When she finished KCPE, she was about to repeat Class Eight since she had no means to join high school. When she learnt that she could study using bursaries, she joined Moyale Girls Secondary School. However, the bursaries were not enough and she kept being sent home for fees until she eventually dropped out of school in Form Two for a year.
Her sister in university came through later on, using her HELB loan to take Mohamed to Form Three at Trikha Girls Secondary School in Thika.
"As a young girl, I would come home from school and help my mum sell incense, which she was making at home so that we could get something for food," she recalls.
Despite missing a huge chunk of schooling, her determination saw her score B+ and she eventually graduated from the University of Nairobi with a first-class honours degree in Anthropology with a GPA of 74.0, topping the class in 2016.
Her success earned her a full scholarship from the university, where she enrolled for her Masters of Art in International Studies at the Institute of Diplomacy and International Studies.

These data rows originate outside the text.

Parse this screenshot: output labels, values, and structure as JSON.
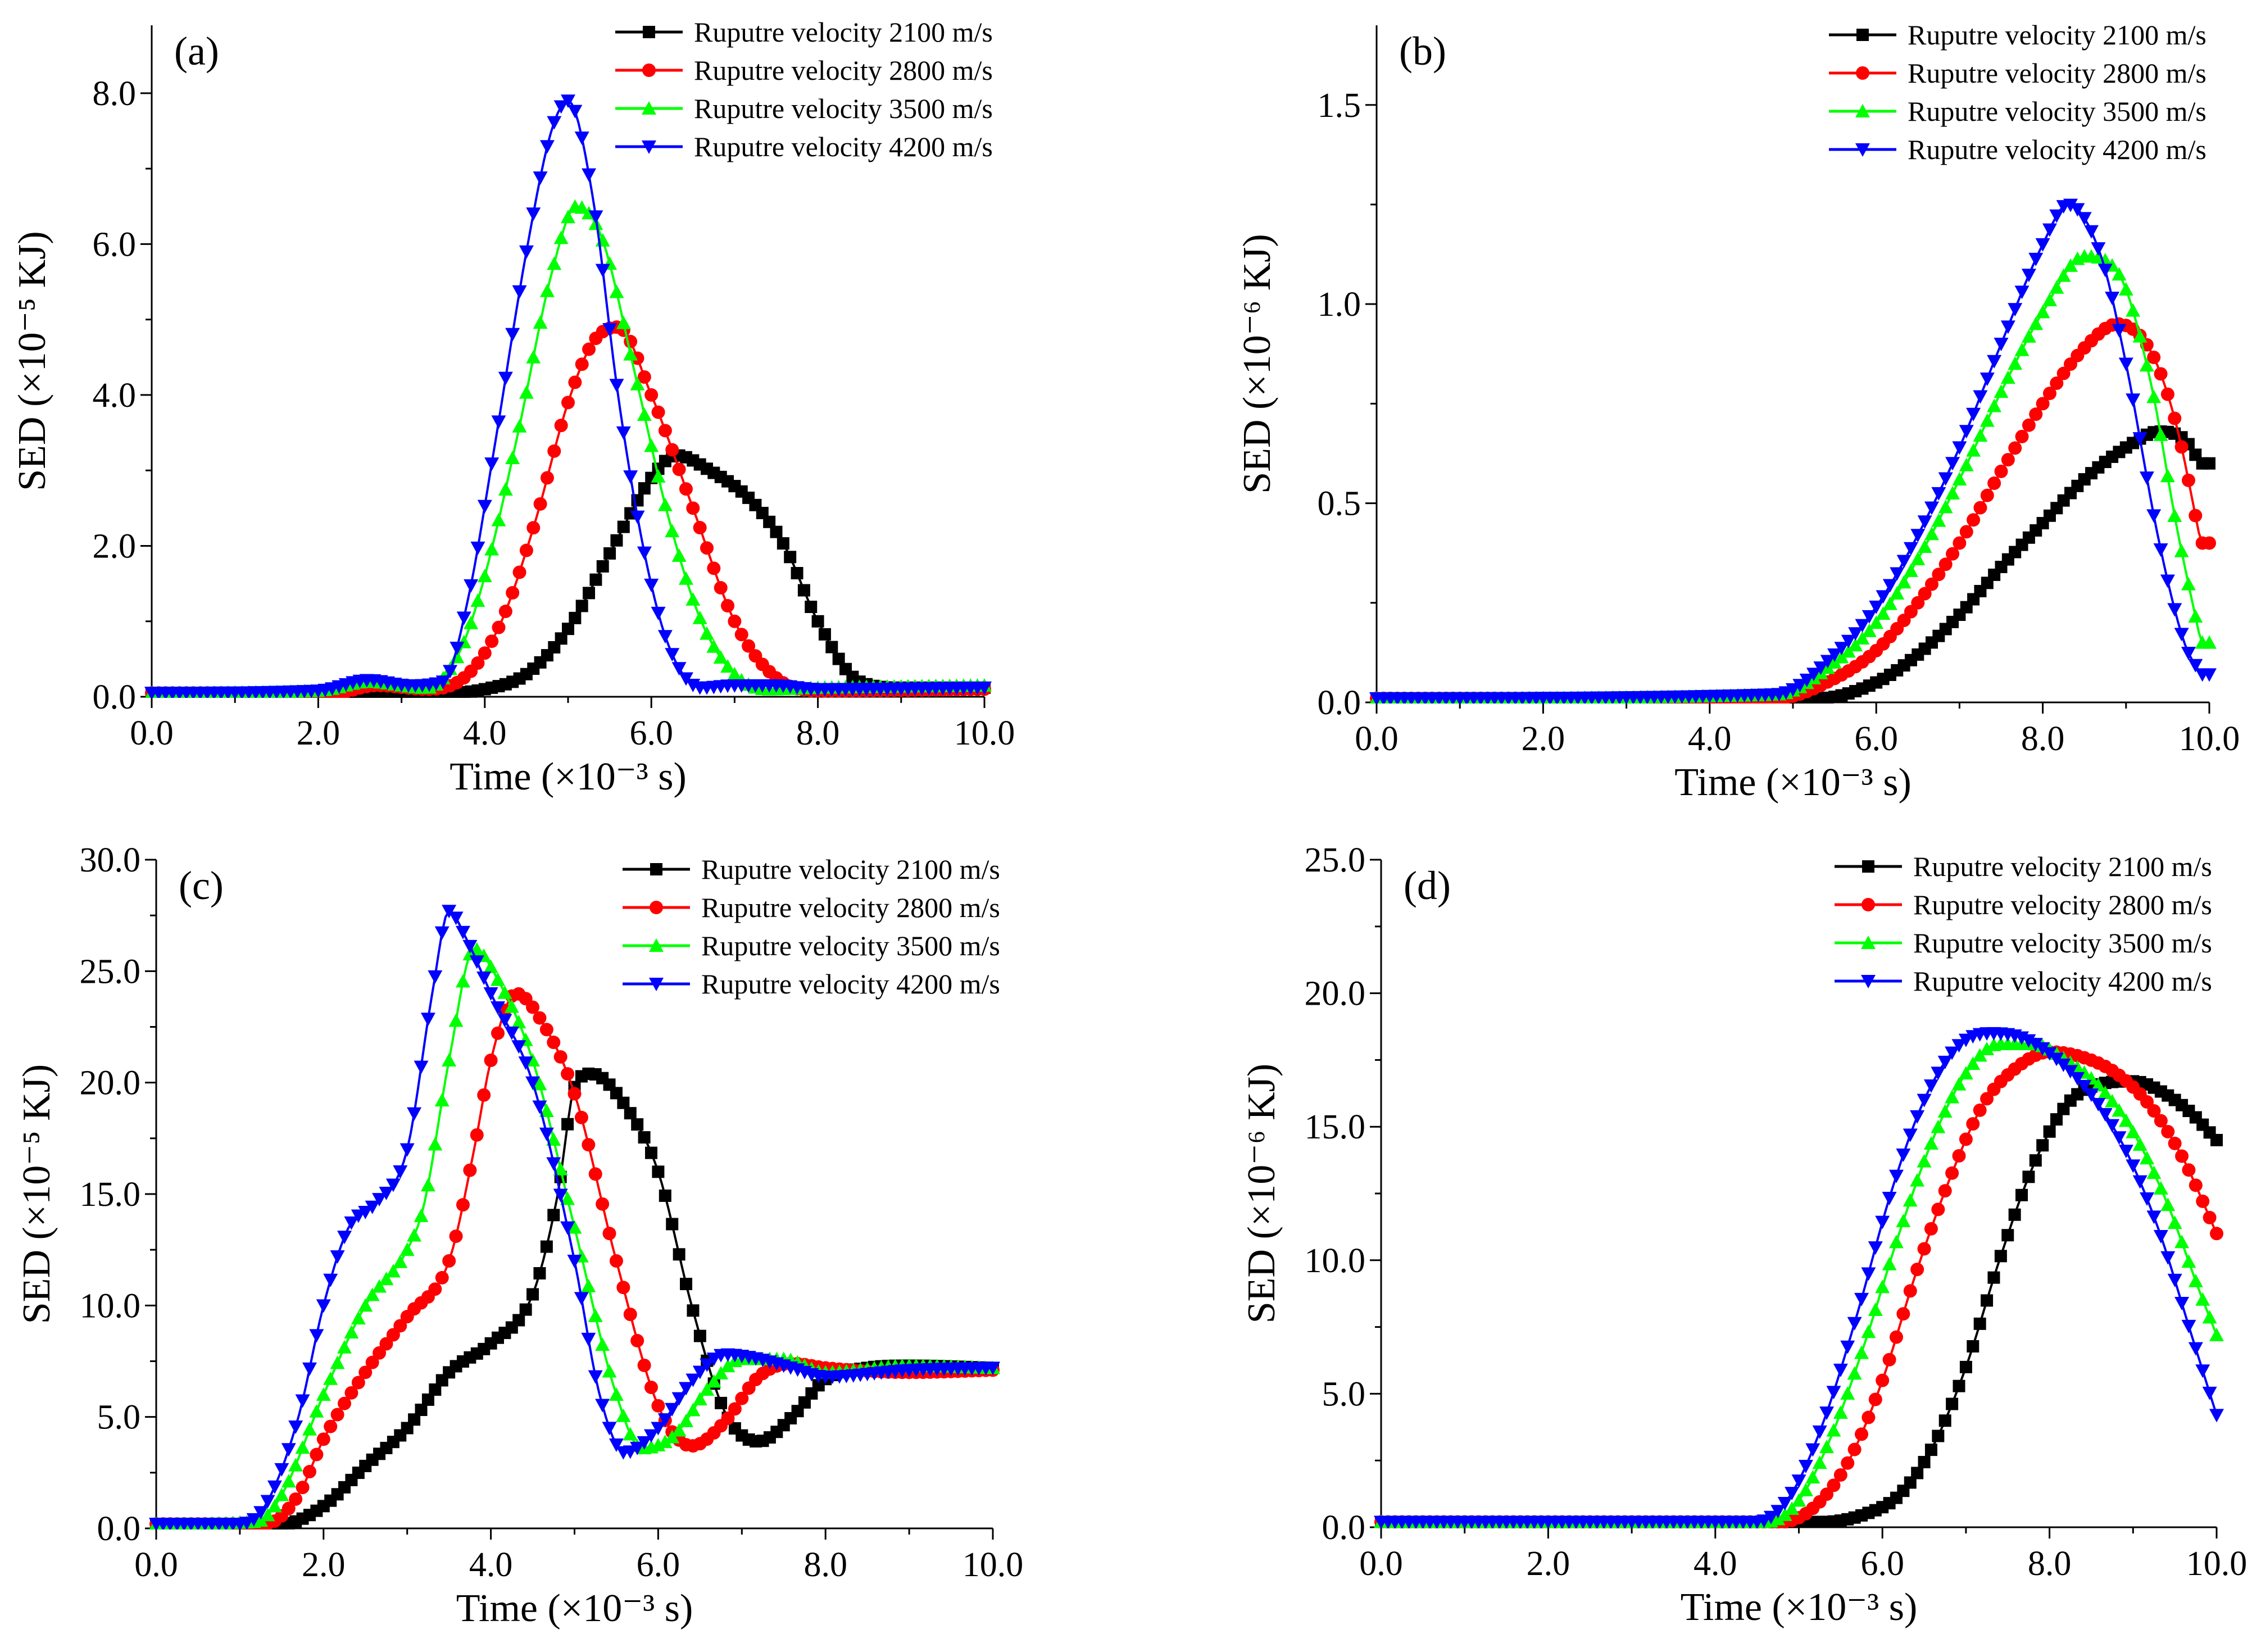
{
  "colors": {
    "series": [
      "#000000",
      "#ff0000",
      "#00ff00",
      "#0000ff"
    ],
    "axis": "#000000",
    "background": "#ffffff"
  },
  "chart_data": [
    {
      "panel": "(a)",
      "type": "line",
      "xlabel": "Time (×10⁻³ s)",
      "ylabel": "SED (×10⁻⁵ KJ)",
      "xlim": [
        0,
        10
      ],
      "ylim": [
        0,
        8.9
      ],
      "xticks": [
        "0.0",
        "2.0",
        "4.0",
        "6.0",
        "8.0",
        "10.0"
      ],
      "yticks": [
        "0.0",
        "2.0",
        "4.0",
        "6.0",
        "8.0"
      ],
      "legend_position": "top-right",
      "series": [
        {
          "name": "Ruputre velocity 2100 m/s",
          "marker": "square",
          "x": [
            0,
            2,
            3.5,
            4.0,
            4.5,
            5.0,
            5.5,
            6.0,
            6.3,
            6.7,
            7.2,
            7.6,
            8.0,
            8.5,
            9.0,
            10.0
          ],
          "y": [
            0.05,
            0.05,
            0.05,
            0.1,
            0.3,
            0.9,
            1.9,
            2.9,
            3.2,
            3.0,
            2.6,
            2.0,
            1.0,
            0.2,
            0.12,
            0.12
          ]
        },
        {
          "name": "Ruputre velocity 2800 m/s",
          "marker": "circle",
          "x": [
            0,
            2.2,
            2.7,
            3.3,
            3.8,
            4.2,
            4.6,
            5.0,
            5.3,
            5.6,
            6.0,
            6.5,
            7.0,
            7.5,
            8.0,
            10.0
          ],
          "y": [
            0.05,
            0.05,
            0.15,
            0.1,
            0.3,
            1.0,
            2.3,
            3.9,
            4.7,
            4.9,
            4.0,
            2.5,
            1.0,
            0.25,
            0.08,
            0.1
          ]
        },
        {
          "name": "Ruputre velocity 3500 m/s",
          "marker": "triangle-up",
          "x": [
            0,
            2.0,
            2.6,
            3.3,
            3.7,
            4.0,
            4.4,
            4.8,
            5.1,
            5.4,
            5.8,
            6.2,
            6.6,
            7.0,
            7.4,
            8.0,
            10.0
          ],
          "y": [
            0.05,
            0.08,
            0.2,
            0.12,
            0.6,
            1.6,
            3.5,
            5.6,
            6.5,
            6.1,
            4.3,
            2.4,
            1.0,
            0.3,
            0.1,
            0.12,
            0.15
          ]
        },
        {
          "name": "Ruputre velocity 4200 m/s",
          "marker": "triangle-down",
          "x": [
            0,
            2.0,
            2.6,
            3.1,
            3.5,
            3.8,
            4.1,
            4.5,
            4.8,
            5.0,
            5.3,
            5.6,
            5.9,
            6.2,
            6.6,
            7.0,
            7.5,
            8.0,
            10.0
          ],
          "y": [
            0.05,
            0.08,
            0.22,
            0.15,
            0.2,
            1.3,
            3.2,
            5.9,
            7.5,
            7.9,
            6.6,
            4.0,
            2.0,
            0.7,
            0.12,
            0.15,
            0.15,
            0.1,
            0.12
          ]
        }
      ]
    },
    {
      "panel": "(b)",
      "type": "line",
      "xlabel": "Time (×10⁻³ s)",
      "ylabel": "SED (×10⁻⁶ KJ)",
      "xlim": [
        0,
        10
      ],
      "ylim": [
        0,
        1.7
      ],
      "xticks": [
        "0.0",
        "2.0",
        "4.0",
        "6.0",
        "8.0",
        "10.0"
      ],
      "yticks": [
        "0.0",
        "0.5",
        "1.0",
        "1.5"
      ],
      "legend_position": "top-right",
      "series": [
        {
          "name": "Ruputre velocity 2100 m/s",
          "marker": "square",
          "x": [
            0,
            4.5,
            5.3,
            6.0,
            6.5,
            7.0,
            7.5,
            8.0,
            8.5,
            9.0,
            9.4,
            9.7,
            9.9
          ],
          "y": [
            0.01,
            0.01,
            0.01,
            0.05,
            0.12,
            0.22,
            0.34,
            0.45,
            0.56,
            0.64,
            0.68,
            0.66,
            0.6
          ]
        },
        {
          "name": "Ruputre velocity 2800 m/s",
          "marker": "circle",
          "x": [
            0,
            4.8,
            5.5,
            6.0,
            6.5,
            7.0,
            7.5,
            8.0,
            8.5,
            8.9,
            9.3,
            9.6,
            9.9
          ],
          "y": [
            0.01,
            0.01,
            0.06,
            0.13,
            0.25,
            0.4,
            0.58,
            0.75,
            0.89,
            0.95,
            0.88,
            0.7,
            0.4
          ]
        },
        {
          "name": "Ruputre velocity 3500 m/s",
          "marker": "triangle-up",
          "x": [
            0,
            4.8,
            5.5,
            6.0,
            6.5,
            7.0,
            7.5,
            8.0,
            8.5,
            8.9,
            9.3,
            9.6,
            9.9
          ],
          "y": [
            0.01,
            0.02,
            0.1,
            0.2,
            0.36,
            0.56,
            0.78,
            0.98,
            1.12,
            1.08,
            0.8,
            0.45,
            0.15
          ]
        },
        {
          "name": "Ruputre velocity 4200 m/s",
          "marker": "triangle-down",
          "x": [
            0,
            4.8,
            5.5,
            6.0,
            6.5,
            7.0,
            7.5,
            8.0,
            8.3,
            8.7,
            9.0,
            9.4,
            9.7,
            9.9
          ],
          "y": [
            0.01,
            0.02,
            0.12,
            0.24,
            0.42,
            0.64,
            0.9,
            1.15,
            1.25,
            1.12,
            0.85,
            0.4,
            0.15,
            0.07
          ]
        }
      ]
    },
    {
      "panel": "(c)",
      "type": "line",
      "xlabel": "Time (×10⁻³ s)",
      "ylabel": "SED (×10⁻⁵ KJ)",
      "xlim": [
        0,
        10
      ],
      "ylim": [
        0,
        30
      ],
      "xticks": [
        "0.0",
        "2.0",
        "4.0",
        "6.0",
        "8.0",
        "10.0"
      ],
      "yticks": [
        "0.0",
        "5.0",
        "10.0",
        "15.0",
        "20.0",
        "25.0",
        "30.0"
      ],
      "legend_position": "top-right",
      "series": [
        {
          "name": "Ruputre velocity 2100 m/s",
          "marker": "square",
          "x": [
            0,
            1.5,
            2.0,
            2.5,
            3.0,
            3.5,
            4.0,
            4.5,
            4.8,
            5.0,
            5.2,
            5.6,
            6.0,
            6.4,
            6.8,
            7.2,
            7.6,
            8.0,
            8.5,
            9.0,
            10.0
          ],
          "y": [
            0.2,
            0.2,
            1.0,
            2.8,
            4.5,
            7.0,
            8.3,
            10.5,
            15.0,
            19.8,
            20.4,
            19.0,
            16.0,
            10.0,
            5.2,
            3.9,
            5.0,
            6.7,
            7.2,
            7.3,
            7.2
          ]
        },
        {
          "name": "Ruputre velocity 2800 m/s",
          "marker": "circle",
          "x": [
            0,
            1.3,
            1.7,
            2.0,
            2.5,
            3.0,
            3.5,
            3.8,
            4.0,
            4.3,
            4.6,
            5.0,
            5.5,
            6.0,
            6.4,
            6.8,
            7.2,
            7.6,
            8.0,
            9.0,
            10.0
          ],
          "y": [
            0.2,
            0.2,
            1.5,
            4.0,
            7.0,
            9.5,
            12.0,
            17.0,
            21.0,
            24.0,
            22.8,
            19.5,
            12.0,
            5.5,
            3.7,
            4.8,
            6.8,
            7.4,
            7.2,
            7.0,
            7.1
          ]
        },
        {
          "name": "Ruputre velocity 3500 m/s",
          "marker": "triangle-up",
          "x": [
            0,
            1.2,
            1.5,
            2.0,
            2.5,
            3.0,
            3.2,
            3.5,
            3.8,
            4.1,
            4.5,
            5.0,
            5.5,
            5.8,
            6.2,
            6.6,
            7.0,
            7.5,
            8.0,
            9.0,
            10.0
          ],
          "y": [
            0.2,
            0.3,
            1.5,
            6.0,
            10.0,
            12.5,
            14.5,
            21.0,
            26.0,
            24.5,
            21.0,
            13.5,
            6.0,
            3.6,
            4.2,
            6.3,
            7.6,
            7.6,
            7.0,
            7.3,
            7.2
          ]
        },
        {
          "name": "Ruputre velocity 4200 m/s",
          "marker": "triangle-down",
          "x": [
            0,
            1.0,
            1.3,
            1.7,
            2.0,
            2.3,
            2.6,
            3.0,
            3.3,
            3.5,
            3.7,
            4.0,
            4.5,
            5.0,
            5.3,
            5.6,
            6.0,
            6.4,
            6.8,
            7.2,
            7.6,
            8.0,
            9.0,
            10.0
          ],
          "y": [
            0.2,
            0.2,
            1.0,
            5.0,
            10.0,
            13.5,
            14.5,
            17.0,
            24.0,
            27.7,
            26.5,
            24.0,
            20.0,
            12.0,
            6.0,
            3.4,
            4.5,
            6.6,
            7.8,
            7.6,
            7.2,
            6.8,
            7.1,
            7.2
          ]
        }
      ]
    },
    {
      "panel": "(d)",
      "type": "line",
      "xlabel": "Time (×10⁻³ s)",
      "ylabel": "SED (×10⁻⁶ KJ)",
      "xlim": [
        0,
        10
      ],
      "ylim": [
        0,
        25
      ],
      "xticks": [
        "0.0",
        "2.0",
        "4.0",
        "6.0",
        "8.0",
        "10.0"
      ],
      "yticks": [
        "0.0",
        "5.0",
        "10.0",
        "15.0",
        "20.0",
        "25.0"
      ],
      "legend_position": "top-right",
      "series": [
        {
          "name": "Ruputre velocity 2100 m/s",
          "marker": "square",
          "x": [
            0,
            5.3,
            5.8,
            6.2,
            6.6,
            7.0,
            7.4,
            7.8,
            8.2,
            8.6,
            9.0,
            9.4,
            9.7,
            10.0
          ],
          "y": [
            0.2,
            0.2,
            0.5,
            1.2,
            3.0,
            6.0,
            10.0,
            13.5,
            15.8,
            16.6,
            16.7,
            16.2,
            15.5,
            14.5
          ]
        },
        {
          "name": "Ruputre velocity 2800 m/s",
          "marker": "circle",
          "x": [
            0,
            4.8,
            5.2,
            5.6,
            6.0,
            6.4,
            6.8,
            7.2,
            7.6,
            8.0,
            8.4,
            8.8,
            9.2,
            9.6,
            10.0
          ],
          "y": [
            0.2,
            0.2,
            0.8,
            2.5,
            5.5,
            9.5,
            13.0,
            15.8,
            17.2,
            17.8,
            17.6,
            17.0,
            15.8,
            13.8,
            11.0
          ]
        },
        {
          "name": "Ruputre velocity 3500 m/s",
          "marker": "triangle-up",
          "x": [
            0,
            4.6,
            5.0,
            5.4,
            5.8,
            6.2,
            6.6,
            7.0,
            7.4,
            7.8,
            8.2,
            8.6,
            9.0,
            9.4,
            9.8,
            10.0
          ],
          "y": [
            0.2,
            0.2,
            1.0,
            3.5,
            7.0,
            11.0,
            14.5,
            17.0,
            18.1,
            18.1,
            17.5,
            16.5,
            14.8,
            12.2,
            8.8,
            7.2
          ]
        },
        {
          "name": "Ruputre velocity 4200 m/s",
          "marker": "triangle-down",
          "x": [
            0,
            4.5,
            4.9,
            5.3,
            5.7,
            6.1,
            6.5,
            6.9,
            7.3,
            7.7,
            8.1,
            8.5,
            8.9,
            9.3,
            9.7,
            10.0
          ],
          "y": [
            0.2,
            0.2,
            1.2,
            4.0,
            8.0,
            12.5,
            16.0,
            18.0,
            18.5,
            18.3,
            17.5,
            16.2,
            14.2,
            11.2,
            7.2,
            4.2
          ]
        }
      ]
    }
  ]
}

Her master's project was on human smuggling across the Kenya-Ethiopia border.
"The Anthropological Research Foundation has helped me do my research because human smuggling is a very sensitive area - I had to cross the borders, I had to go to police stations, I had to find the smuggled people, the brokers, and do the very sensitive interviews," she says.
Despite the sensitive nature of her project, she succeeded, and three years later, she joined the University of Sussex for her PhD, which she completed in three years. She did her research at the Institute of Development Studies in the university under the Pastres Project, which she says teaches pastoralists how to manage different vices like drought, animal disease, and conflict.

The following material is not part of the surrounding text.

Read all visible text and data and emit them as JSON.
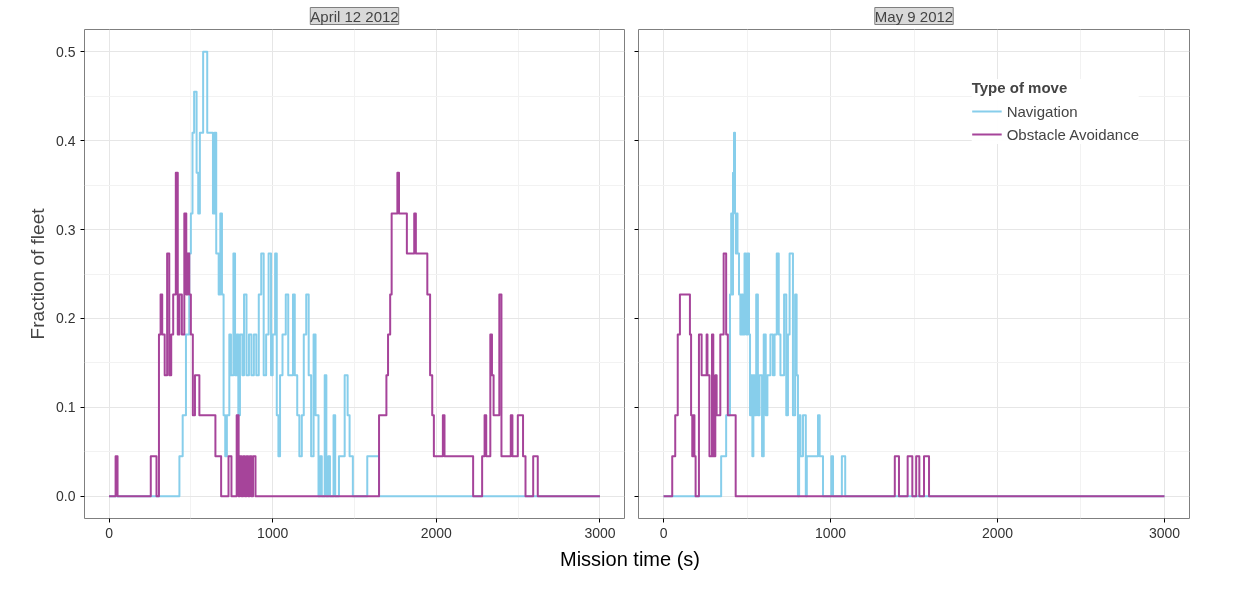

The project is based in Ethiopia, Kenya, Tunisia, Italy, China, and India and after interviews, she was the only Kenyan selected. Her thesis was on 'The role of the moral economy in response to uncertainty among the pastoralists of Northern Kenya'.
"My project was based in Isiolo. I was studying how pastoralists in Isiolo have gone through different forms of crises like drought, animal disease, and conflict for the past 45 years - from 1975 to 2020. I looked at what activities they were doing and specifically what social relationships, solidarities, moral economies, have helped," she says.
"Because they get government support, food aid, development programmes, but that connection in the society, that network, that neighbourliness between people in managing crises has also helped people survive," she adds.
She plans to build on the project to help her community and understand how local networks should be combined with external support like humanitarian aid to sustain their livelihood.
"I will continue studying and researching because most of the time the projects which are implemented in these pastoral areas are designed from the outside and don't consider local perspectives. I studied these local perspectives for my PhD and I want to combine what they have been doing for the last 45 years with intervention so that we can understand where we have gone wrong," she adds.